Market outlook: why stocks will pullback, rally, and roll into a bear market in 2019

Discussion in 'Trading' started by Troy Bombardia, Nov 11, 2018.

  1. Here's why the U.S. stock market will probably:

    1. make a short term pullback at this 61.8% retracement resistance.
    2. Rally over the next few months into early-2019.
    3. A bear market will start in mid-2019


    https://bullmarkets.co/market-outlook-pullback/
     
    bullmarket79 and themickey like this.
  2. Overnight

    Overnight

    Your studies are brilliant, hindsight looks at markets, with a multitude of charts taken from other sources. Thanks. But I found this a bit disconcerting...

    ------------------

    Why you should trade index ETFs instead of individual stocks
    Trading the index (e.g.

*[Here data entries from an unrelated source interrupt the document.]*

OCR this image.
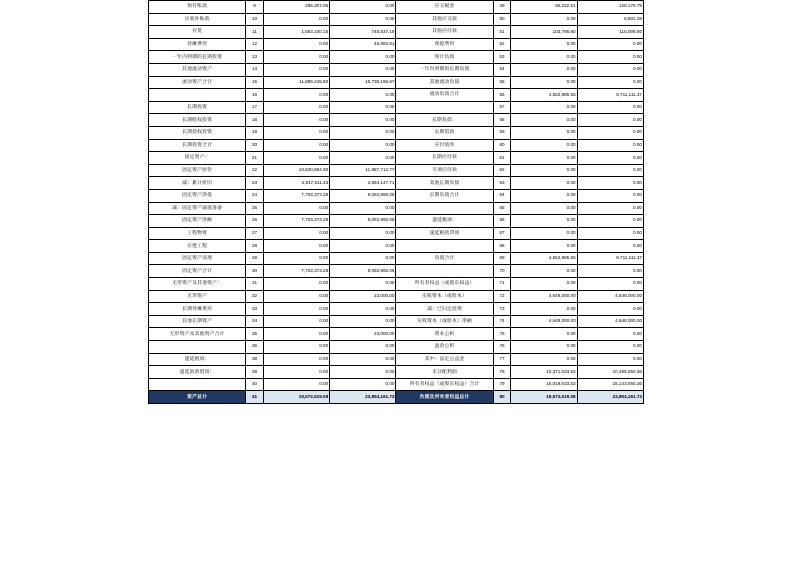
预付账款	9	255,307.06	0.00	应交税金	49	92,222.51	128,175.79
应收补贴款	10	0.00	0.00	其他应交款	50	0.00	6,501.28
存货	11	1,553,100.16	740,837.19	其他应付款	51	103,786.80	116,008.80
待摊费用	12	0.00	45,963.91	预提费用	52	0.00	0.00
一年内到期的长期投资	13	0.00	0.00	预计负债	53	0.00	0.00
其他流动资产	14	0.00	0.00	一年内到期的长期负债	54	0.00	0.00
流动资产合计	15	11,889,245.80	15,738,196.67	其他流动负债	55	0.00	0.00
	16	0.00	0.00	流动负债合计	56	4,552,985.55	8,711,111.37
长期投资	17	0.00	0.00		57	0.00	0.00
长期股权投资	18	0.00	0.00	长期负债：	58	0.00	0.00
长期债权投资	19	0.00	0.00	长期借款	59	0.00	0.00
长期投资合计	20	0.00	0.00	应付债券	60	0.00	0.00
固定资产：	21	0.00	0.00	长期应付款	61	0.00	0.00
固定资产原价	22	10,620,884.90	11,987,712.77	专项应付款	62	0.00	0.00
减：累计折旧	23	2,917,511.43	3,894,147.71	其他长期负债	63	0.00	0.00
固定资产净值	24	7,703,373.28	8,092,965.06	长期负债合计	64	0.00	0.00
减：固定资产减值准备	25	0.00	0.00		65	0.00	0.00
固定资产净额	26	7,703,373.28	8,092,965.06	递延税项：	66	0.00	0.00
工程物资	27	0.00	0.00	递延税款贷项	67	0.00	0.00
在建工程	28	0.00	0.00		68	0.00	0.00
固定资产清理	29	0.00	0.00	负债合计	69	4,552,985.55	8,711,111.37
固定资产合计	30	7,703,373.28	8,092,965.06		70	0.00	0.00
无形资产及其他资产：	31	0.00	0.00	所有者权益（或股东权益）	71	0.00	0.00
无形资产	32	0.00	23,000.00	实收资本（或股本）	72	4,648,000.00	4,648,000.00
长期待摊费用	33	0.00	0.00	减：已归还投资	73	0.00	0.00
其他长期资产	34	0.00	0.00	实收资本（或股本）净额	74	4,648,000.00	4,648,000.00
无形资产及其他资产合计	35	0.00	23,000.00	资本公积	75	0.00	0.00
	36	0.00	0.00	盈余公积	76	0.00	0.00
递延税项：	38	0.00	0.00	其中：法定公益金	77	0.00	0.00
递延款款借项：	39	0.00	0.00	未分配利润	78	10,371,633.53	10,495,050.36
	40	0.00	0.00	所有者权益（或股东权益）合计	79	15,019,633.53	15,143,050.36
资产总计	41	19,572,619.08	23,854,161.73	负债及所有者权益总计	80	19,572,619.08	23,854,161.73
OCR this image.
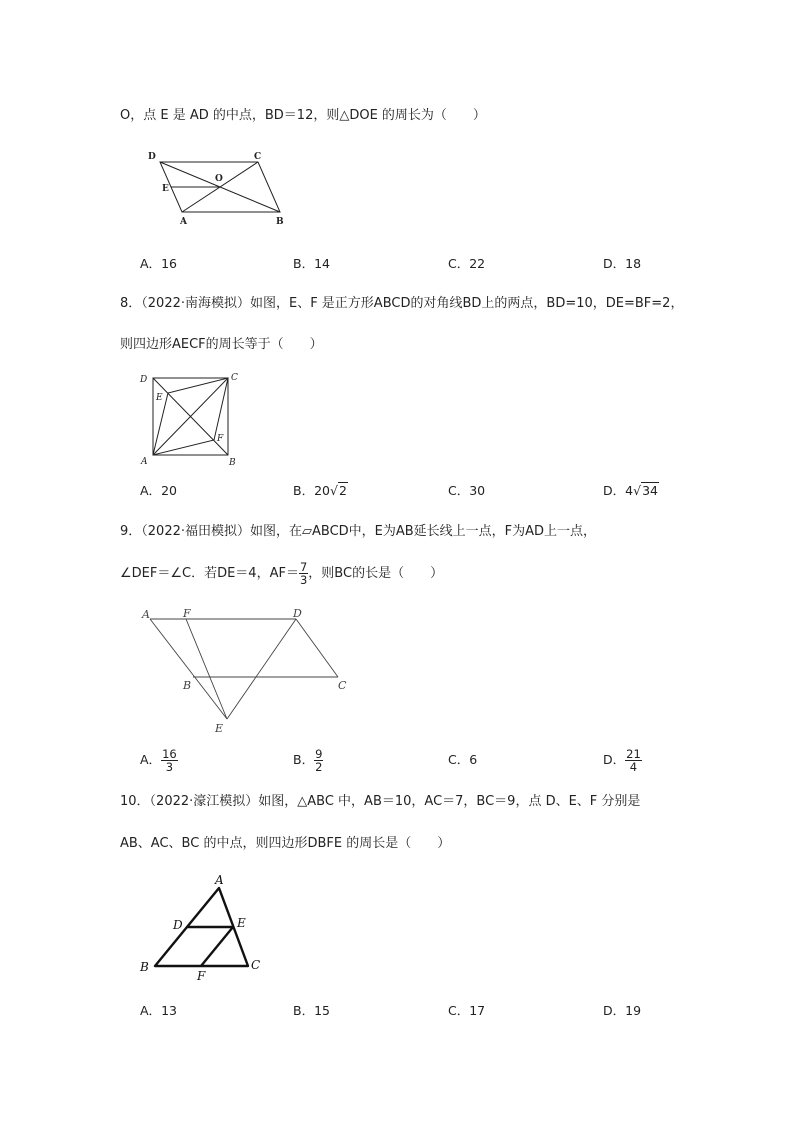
O，点 E 是 AD 的中点，BD＝12，则△DOE 的周长为（　　）
D	C
O
E
A	B
A．16	B．14	C．22	D．18
8．（2022·南海模拟）如图，E、F 是正方形ABCD的对角线BD上的两点，BD=10，DE=BF=2，
则四边形AECF的周长等于（　　）
D	C
E
F
A	B
A．20	B．20√2	C．30	D．4√34
9．（2022·福田模拟）如图，在▱ABCD中，E为AB延长线上一点，F为AD上一点，
∠DEF＝∠C．若DE＝4，$AF= \frac{7}{3}$ ，则BC的长是（　　）
A	F	D
B	C
E
A． $\frac{16}{3}$	B． $\frac{9}{2}$	C．6	D． $\frac{21}{4}$
10．（2022·濠江模拟）如图，△ABC 中，AB＝10，AC＝7，BC＝9，点 D、E、F 分别是
AB、AC、BC 的中点，则四边形DBFE 的周长是（　　）
A
D	E
B
F
C
A．13	B．15	C．17	D．19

S&P 500) via ETFs (e.g. $SPY, $SSO, $UPRO) is much easier than trading individual stocks.

    1. Traders who trade individual stocks have to care about what the broad stock market index is doing. What the index is doing has a massive impact on what an individual stock will do.
    2. Traders who trade the index don’t have to care about what individual stocks do. No single stock is big enough to have a significant impact on the broad index in the medium-long term.
    ------------------------

    Go ahead and pull out some more charts from decades past. I am sure it will prove your point. But for the NQ these days? Nuh-uh. That index is weighted so heavily on FAANG that yes, Virginia Woolf, those individual stocks DO weigh on the broader index in the medium-long turn, because those huge stocks weight heavily on the price action of all the other companies in their wake.

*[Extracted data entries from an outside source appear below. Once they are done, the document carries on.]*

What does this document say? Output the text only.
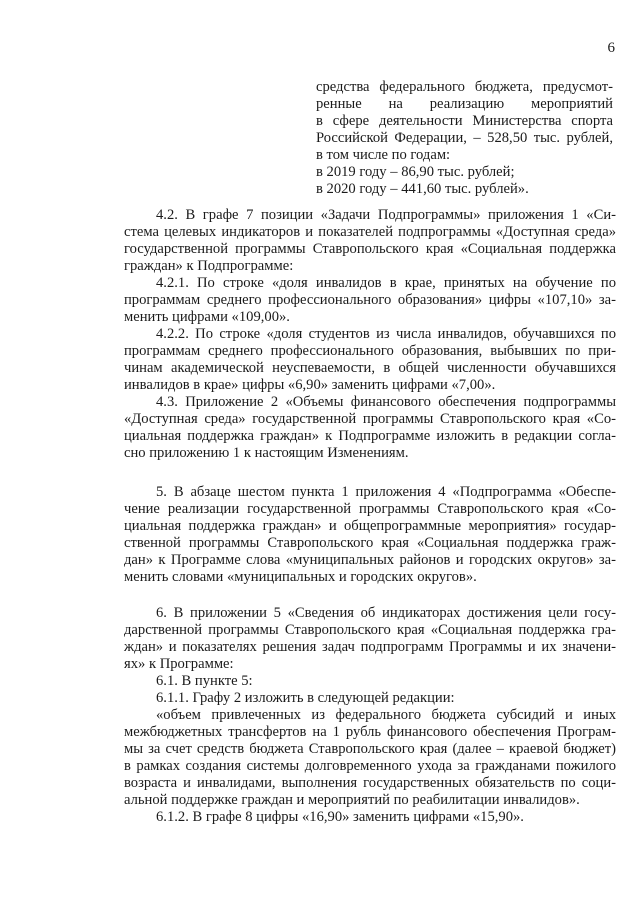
6
средства федерального бюджета, предусмот-
ренные на реализацию мероприятий
в сфере деятельности Министерства спорта
Российской Федерации, – 528,50 тыс. рублей,
в том числе по годам:
в 2019 году – 86,90 тыс. рублей;
в 2020 году – 441,60 тыс. рублей».
4.2. В графе 7 позиции «Задачи Подпрограммы» приложения 1 «Си-
стема целевых индикаторов и показателей подпрограммы «Доступная среда»
государственной программы Ставропольского края «Социальная поддержка
граждан» к Подпрограмме:
4.2.1. По строке «доля инвалидов в крае, принятых на обучение по
программам среднего профессионального образования» цифры «107,10» за-
менить цифрами «109,00».
4.2.2. По строке «доля студентов из числа инвалидов, обучавшихся по
программам среднего профессионального образования, выбывших по при-
чинам академической неуспеваемости, в общей численности обучавшихся
инвалидов в крае» цифры «6,90» заменить цифрами «7,00».
4.3. Приложение 2 «Объемы финансового обеспечения подпрограммы
«Доступная среда» государственной программы Ставропольского края «Со-
циальная поддержка граждан» к Подпрограмме изложить в редакции согла-
сно приложению 1 к настоящим Изменениям.
5. В абзаце шестом пункта 1 приложения 4 «Подпрограмма «Обеспе-
чение реализации государственной программы Ставропольского края «Со-
циальная поддержка граждан» и общепрограммные мероприятия» государ-
ственной программы Ставропольского края «Социальная поддержка граж-
дан» к Программе слова «муниципальных районов и городских округов» за-
менить словами «муниципальных и городских округов».
6. В приложении 5 «Сведения об индикаторах достижения цели госу-
дарственной программы Ставропольского края «Социальная поддержка гра-
ждан» и показателях решения задач подпрограмм Программы и их значени-
ях» к Программе:
6.1. В пункте 5:
6.1.1. Графу 2 изложить в следующей редакции:
«объем привлеченных из федерального бюджета субсидий и иных
межбюджетных трансфертов на 1 рубль финансового обеспечения Програм-
мы за счет средств бюджета Ставропольского края (далее – краевой бюджет)
в рамках создания системы долговременного ухода за гражданами пожилого
возраста и инвалидами, выполнения государственных обязательств по соци-
альной поддержке граждан и мероприятий по реабилитации инвалидов».
6.1.2. В графе 8 цифры «16,90» заменить цифрами «15,90».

    Since you are advertising and promoting your own service here, at least have the decency to be honest about it.

    "I’m Troy Bombardia, founder and head trader at Fundamental Capital, the investment strategy and research firm behind Bull Markets.

    *I worked in my family’s hedge fund for almost 10 years (from 2008-2017). We increased our capital by 40x during those 10 years, which is an average annual return of 44%. We primarily traded gold and silver.*

    By 2014, I noticed a very interesting pattern:

    1. The average professional trader and hedge fund underperformed buy and hold for 10 years in a row. The random probability of someone underperforming 10 years in a row is 0.09% (0.5^10 = 0.0009). In other words, there is no way this should be happening if conventional trading strategies and “wisdom” actually worked!
    2. Investment research firms only highlighted their accurate market calls. But when you look at the number of times they were wrong, they’re no better than a 50-50 coin toss!
    3. Most research consisted of charts. Meanwhile, no better bothered to backtest exactly how useful those charts were for predicting tops and bottoms!

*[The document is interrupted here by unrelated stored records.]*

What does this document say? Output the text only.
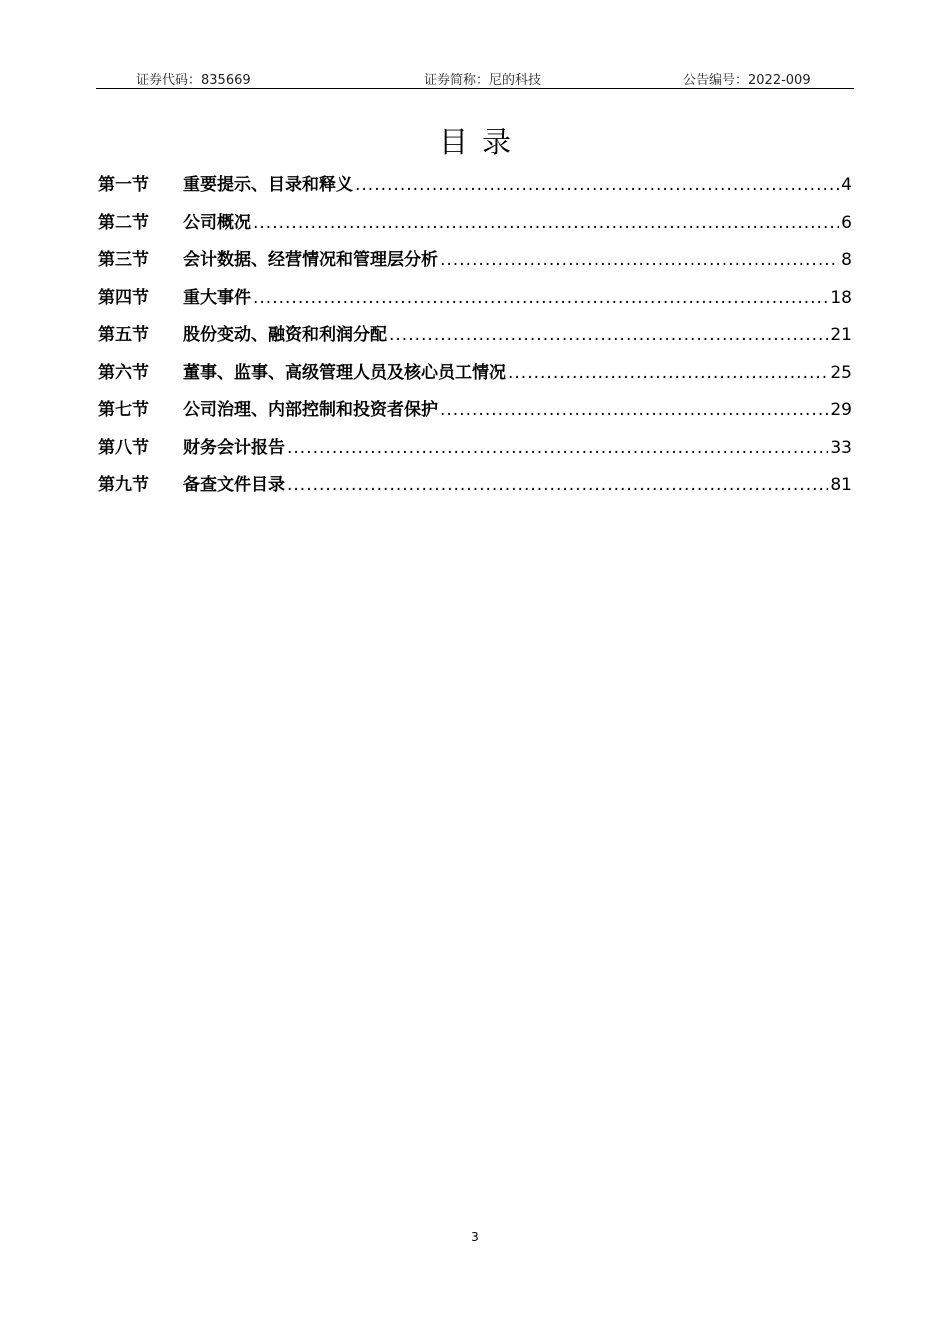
证券代码：835669	证券简称：尼的科技	公告编号：2022-009
目录
第一节	重要提示、目录和释义 .....	4
第二节	公司概况 .....	6
第三节	会计数据、经营情况和管理层分析 .....	8
第四节	重大事件 .....	18
第五节	股份变动、融资和利润分配 .....	21
第六节	董事、监事、高级管理人员及核心员工情况 .....	25
第七节	公司治理、内部控制和投资者保护 .....	29
第八节	财务会计报告 .....	33
第九节	备查文件目录 .....	81
3
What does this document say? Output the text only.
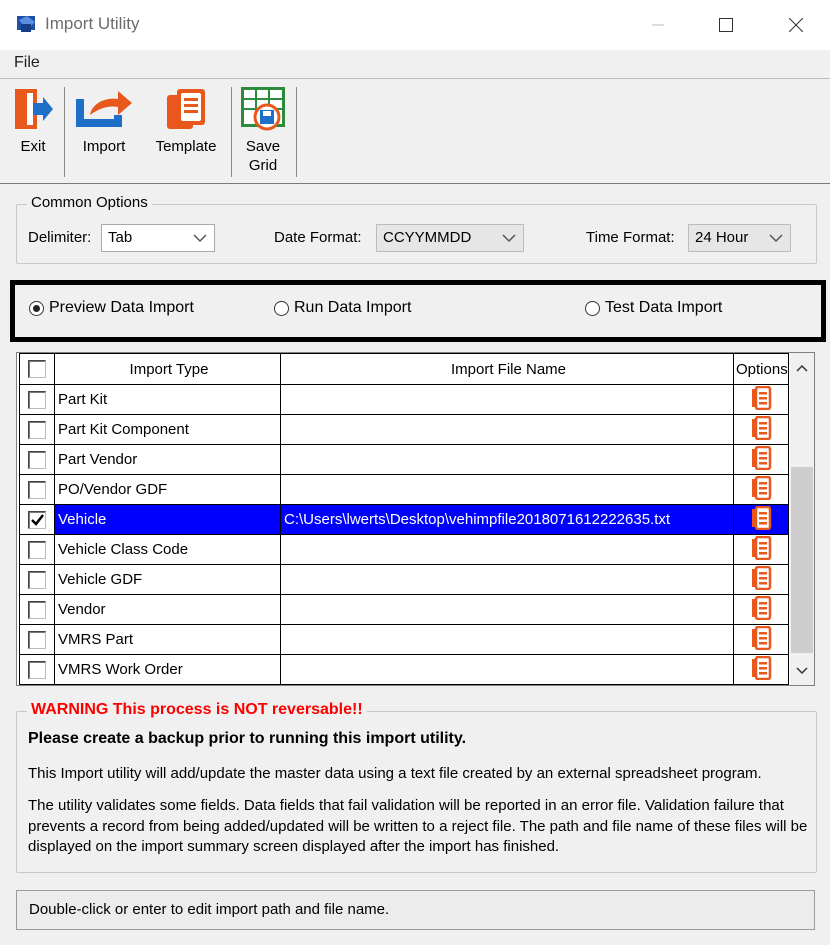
Import Utility
File
Exit	Import	Template	Save
Grid
Common Options
Delimiter:	Tab	Date Format:	CCYYMMDD	Time Format:	24 Hour
Preview Data Import	Run Data Import	Test Data Import
	Import Type	Import File Name	Options

	Part Kit		

	Part Kit Component		

	Part Vendor		

	PO/Vendor GDF		

	Vehicle	C:\Users\lwerts\Desktop\vehimpfile2018071612222635.txt	

	Vehicle Class Code		

	Vehicle GDF		

	Vendor		

	VMRS Part		

	VMRS Work Order		
WARNING This process is NOT reversable!!
Please create a backup prior to running this import utility.
This Import utility will add/update the master data using a text file created by an external spreadsheet program.
The utility validates some fields. Data fields that fail validation will be reported in an error file. Validation failure that prevents a record from being added/updated will be written to a reject file. The path and file name of these files will be displayed on the import summary screen displayed after the import has finished.
Double-click or enter to edit import path and file name.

    Buy-and-hold analyses works wonders when you start it at the beginning of a ten-year bull market, and keep on doing it for 10 years, doesn't it?

    And it is also a great time to start making vague calls about an upcoming bear market in the medium-long term be correct, isn't it?

    As to the bolded bit between the asterisks, I have a question. YOU worked in your private family fund for ten years. Got it. WE ("All members of the family") increased the capital by etc. WE ("All members of the family") primarily traded gold and silver... So what percentage of the increase did YOU contribute to the fund, and what did YOU primarily trade in that fund?

    Wish I could make money doing what you do, in my private hedge fund...

    *rubs chin thoughtfully*
     
  3. Ldeyana

    Ldeyana

    You have provided the link that why the stock will pull back in 2019, that a good effort but will be much appreciated if you wrote it yourself and explain in details in your own wordings that will help the students and gradutes to understand more easily then to visit some professional website.